A dish available in Penang, KL, Singapore, and, not surprisingly, Taiwan.
蠔煎 O-CHIAN
[蠔仔煎蛋 HOU-CHAI JIN-DAAN]
A dozen large fresh oysters, shucked.
Two TBS rice flour.
One TBS cornflour.
Half a cup (eight TBS) water.
Three cloves garlic, minced.
Three eggs, beaten.
One TBS sherry or rice wine.
One TBS soy sauce (regular or ketjap manis).
Generous pinch of ground white pepper.
Some minced chives and cilantro.
Oil.
Rinse the oysters in cold water, making sure to remove all shell fragments, and pat dry.
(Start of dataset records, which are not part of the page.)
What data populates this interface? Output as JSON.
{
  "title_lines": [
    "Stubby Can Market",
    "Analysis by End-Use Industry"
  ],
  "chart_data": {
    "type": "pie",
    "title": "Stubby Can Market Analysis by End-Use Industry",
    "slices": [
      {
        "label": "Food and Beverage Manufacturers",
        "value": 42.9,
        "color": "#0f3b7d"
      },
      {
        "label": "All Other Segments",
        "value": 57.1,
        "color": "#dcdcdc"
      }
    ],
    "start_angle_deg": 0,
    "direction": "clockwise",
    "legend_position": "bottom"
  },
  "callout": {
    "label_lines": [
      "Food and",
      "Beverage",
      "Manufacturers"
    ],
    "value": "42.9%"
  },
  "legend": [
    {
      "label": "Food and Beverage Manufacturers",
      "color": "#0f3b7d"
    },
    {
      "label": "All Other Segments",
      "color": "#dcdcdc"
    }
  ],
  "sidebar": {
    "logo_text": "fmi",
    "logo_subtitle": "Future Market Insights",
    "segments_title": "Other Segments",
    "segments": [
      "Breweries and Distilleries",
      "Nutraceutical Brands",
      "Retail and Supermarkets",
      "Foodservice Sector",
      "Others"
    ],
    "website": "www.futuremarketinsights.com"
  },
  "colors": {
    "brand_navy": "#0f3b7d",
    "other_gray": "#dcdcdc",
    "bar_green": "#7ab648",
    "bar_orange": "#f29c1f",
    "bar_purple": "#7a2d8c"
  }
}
Beat the eggs with the white pepper sprinkled in.
Mix cornflour and rice flour, pour in the water slowly while stirring to make a fairly thin batter. Gild the garlic in your skillet add the rice wine to seethe, and remove to a small plate. Add more oil to the pan, and when it's hot, pour in the thin batter and cook briefly till half set before adding the beaten eggs. When the omelette is semi-firmed but still deliquescious, add the oysters and garlic, drizzle the soy sauce over, and loosen the omelette with a spatula. Cook a few seconds longer, then garnish liberally with the minced chives and cilantro, and decant to a plate.